Today's discourse on the value of the 'community' is often housed within a wider discourse on community development and local economy; yet there appears to be a universal struggle to get to the heart of what the term really means. How relevant is community life in today's urban-centred working world, with its constant flux of moving house and migration, its faster trains and all-you-can-eat internet? Are the communities of today online networks, are they those fading memories of 1950's sports clubs and church groups, are they defined by common interests, or along geographical lines like neighbourhoods?

We think the time is ripe to reconsider the purposes of the community, and to trace an outline of the potential destiny of the communities of today and tomorrow. This is not the first time we have posted about the community, but this time around, we'd like to think about the role of the community in individual and social transformation. And so, our main question:
When so many forces are pulling us the other way, why make the effort to learn about the ways and methods of community building?

Some initial thoughts....

What if our true identity, as a community, is spiritual, consisting of members working together to enable each individual to embark upon a process of learning to become protagonists of their own spiritual and material development?

What if we conceive of unity as both the instrument and the goal of creating this kind of community?

What if a commitment to this 'unity' implies a collective process of inquiry, of walking together - consulting, acting and reflecting on the process of community building?

The Baha'i writings state:
Let us take the inhabitants of a city....if they establish the strongest bonds of unity among themselves, how far they will progress, even in a brief period....
Please share your thoughts!


  1. There you go, a new post ! :)
    I can't agree more, the heart of the city is the base for it to run well, like the fuel of a motor or the heart of humans, if it doesn't work, the rest can't follow ;)
    Ppl need to go above their own personal interests and start thinking about the good of all, starting at the local level, the city ! :)

  2. Vesall, I read "The Death and Life of Great American Cities" a few years ago and I think you've hit the nail on the end. For Jacobs, the heart of the city is the community, but she can't quite articulate how to develop or strengthen that heart. She advocates building a culture of community through human interaction/mix-use architecture/etc... but fails to recognize what unites all within the community-- which is our spiritual reality. Thanks for sharing! :)

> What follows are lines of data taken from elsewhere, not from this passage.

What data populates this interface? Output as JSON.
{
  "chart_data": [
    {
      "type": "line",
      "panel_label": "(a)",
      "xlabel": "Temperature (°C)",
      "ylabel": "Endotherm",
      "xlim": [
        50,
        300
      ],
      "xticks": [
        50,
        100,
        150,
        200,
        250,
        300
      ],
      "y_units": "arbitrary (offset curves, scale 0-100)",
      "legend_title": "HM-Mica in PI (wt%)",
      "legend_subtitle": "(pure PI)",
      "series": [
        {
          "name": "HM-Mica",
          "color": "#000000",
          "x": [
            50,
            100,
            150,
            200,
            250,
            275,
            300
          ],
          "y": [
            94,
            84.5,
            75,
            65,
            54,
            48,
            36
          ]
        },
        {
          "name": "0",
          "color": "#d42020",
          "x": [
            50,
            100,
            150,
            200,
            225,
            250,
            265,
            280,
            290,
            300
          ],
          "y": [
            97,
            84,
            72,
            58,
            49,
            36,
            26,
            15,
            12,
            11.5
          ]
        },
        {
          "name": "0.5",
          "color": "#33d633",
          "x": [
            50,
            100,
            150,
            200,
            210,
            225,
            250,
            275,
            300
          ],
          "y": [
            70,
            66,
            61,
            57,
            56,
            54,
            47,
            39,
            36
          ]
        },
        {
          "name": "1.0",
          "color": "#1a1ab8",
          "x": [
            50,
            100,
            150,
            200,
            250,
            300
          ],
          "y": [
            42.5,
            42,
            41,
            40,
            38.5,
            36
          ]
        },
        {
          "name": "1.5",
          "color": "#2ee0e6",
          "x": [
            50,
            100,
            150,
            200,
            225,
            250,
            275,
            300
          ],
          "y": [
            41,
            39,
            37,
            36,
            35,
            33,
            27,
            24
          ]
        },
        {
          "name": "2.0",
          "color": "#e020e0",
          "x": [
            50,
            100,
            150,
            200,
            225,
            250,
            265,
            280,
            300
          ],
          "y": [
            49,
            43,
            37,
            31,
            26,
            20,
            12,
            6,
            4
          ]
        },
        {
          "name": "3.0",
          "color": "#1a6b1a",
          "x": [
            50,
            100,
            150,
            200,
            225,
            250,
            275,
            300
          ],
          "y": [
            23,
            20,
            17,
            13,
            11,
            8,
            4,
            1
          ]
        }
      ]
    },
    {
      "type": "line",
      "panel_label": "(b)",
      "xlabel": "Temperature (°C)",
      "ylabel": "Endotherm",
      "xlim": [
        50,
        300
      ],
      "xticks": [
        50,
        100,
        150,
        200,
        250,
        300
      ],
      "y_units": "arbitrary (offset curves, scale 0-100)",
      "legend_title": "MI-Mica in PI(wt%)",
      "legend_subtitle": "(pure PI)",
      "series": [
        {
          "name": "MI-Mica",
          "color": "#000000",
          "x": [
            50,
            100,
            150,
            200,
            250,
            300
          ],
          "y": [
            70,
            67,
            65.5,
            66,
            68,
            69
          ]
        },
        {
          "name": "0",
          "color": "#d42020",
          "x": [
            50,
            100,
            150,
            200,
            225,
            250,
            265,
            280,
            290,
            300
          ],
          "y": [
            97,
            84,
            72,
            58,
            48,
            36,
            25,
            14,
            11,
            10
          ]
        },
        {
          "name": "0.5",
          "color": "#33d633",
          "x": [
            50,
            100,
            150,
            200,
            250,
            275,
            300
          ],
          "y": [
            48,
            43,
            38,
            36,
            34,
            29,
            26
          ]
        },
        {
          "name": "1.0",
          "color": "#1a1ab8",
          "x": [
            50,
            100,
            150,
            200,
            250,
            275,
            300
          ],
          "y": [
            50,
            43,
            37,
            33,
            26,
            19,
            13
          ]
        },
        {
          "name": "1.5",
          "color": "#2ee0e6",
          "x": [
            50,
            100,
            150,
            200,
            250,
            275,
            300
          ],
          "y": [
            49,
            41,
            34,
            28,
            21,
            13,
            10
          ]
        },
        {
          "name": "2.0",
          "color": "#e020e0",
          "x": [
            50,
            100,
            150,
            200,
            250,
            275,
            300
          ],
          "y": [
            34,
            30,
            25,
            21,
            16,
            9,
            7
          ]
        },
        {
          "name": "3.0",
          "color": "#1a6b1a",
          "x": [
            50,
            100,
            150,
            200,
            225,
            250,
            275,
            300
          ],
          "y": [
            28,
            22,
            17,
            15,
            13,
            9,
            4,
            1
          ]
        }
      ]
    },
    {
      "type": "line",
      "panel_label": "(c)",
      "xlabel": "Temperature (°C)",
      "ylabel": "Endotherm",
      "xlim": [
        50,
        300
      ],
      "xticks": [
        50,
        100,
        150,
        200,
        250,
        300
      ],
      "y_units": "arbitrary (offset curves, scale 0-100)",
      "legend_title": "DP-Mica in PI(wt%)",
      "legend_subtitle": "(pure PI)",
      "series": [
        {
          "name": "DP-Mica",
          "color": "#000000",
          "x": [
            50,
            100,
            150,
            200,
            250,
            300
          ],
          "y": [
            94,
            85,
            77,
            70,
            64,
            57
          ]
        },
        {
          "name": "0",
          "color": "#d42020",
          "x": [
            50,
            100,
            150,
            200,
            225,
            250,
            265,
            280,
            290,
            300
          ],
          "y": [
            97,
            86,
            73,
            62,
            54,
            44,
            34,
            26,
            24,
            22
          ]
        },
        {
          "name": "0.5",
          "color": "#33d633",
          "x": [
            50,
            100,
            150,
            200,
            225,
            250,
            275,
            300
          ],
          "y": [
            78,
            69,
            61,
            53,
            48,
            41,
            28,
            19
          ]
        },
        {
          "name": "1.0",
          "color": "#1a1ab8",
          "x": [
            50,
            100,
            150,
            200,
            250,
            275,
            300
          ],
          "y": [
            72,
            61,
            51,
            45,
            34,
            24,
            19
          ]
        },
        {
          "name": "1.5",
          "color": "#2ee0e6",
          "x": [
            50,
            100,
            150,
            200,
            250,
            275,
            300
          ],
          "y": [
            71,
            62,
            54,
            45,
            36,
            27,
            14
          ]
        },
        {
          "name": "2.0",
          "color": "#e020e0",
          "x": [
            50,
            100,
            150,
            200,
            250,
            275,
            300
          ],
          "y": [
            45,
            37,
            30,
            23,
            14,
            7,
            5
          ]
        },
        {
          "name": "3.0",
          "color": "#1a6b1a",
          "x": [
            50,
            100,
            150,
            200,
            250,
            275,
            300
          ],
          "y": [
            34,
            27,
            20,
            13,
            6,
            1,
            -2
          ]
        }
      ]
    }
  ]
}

  3. In these quotations, learning about the ways and methods of community building seems deeply connected to the construction of an ever-advancing society. Community life emerges when its activities are sustained by "men and women eager to improve material and spiritual conditions in their surroundings." So we should make the effort to learn the ways and methods of community building, despite competing social forces, because only by contributing to that vibrant community life can we achieve our true purpose.

    The dual role of unity - as means and end - is shocking in its simplicity. The implications of this are no doubt far-reaching, and beyond me at this moment. Thank you for posting.

  4. These discussion prompts led to a reflection on knowledge as the central process of a community.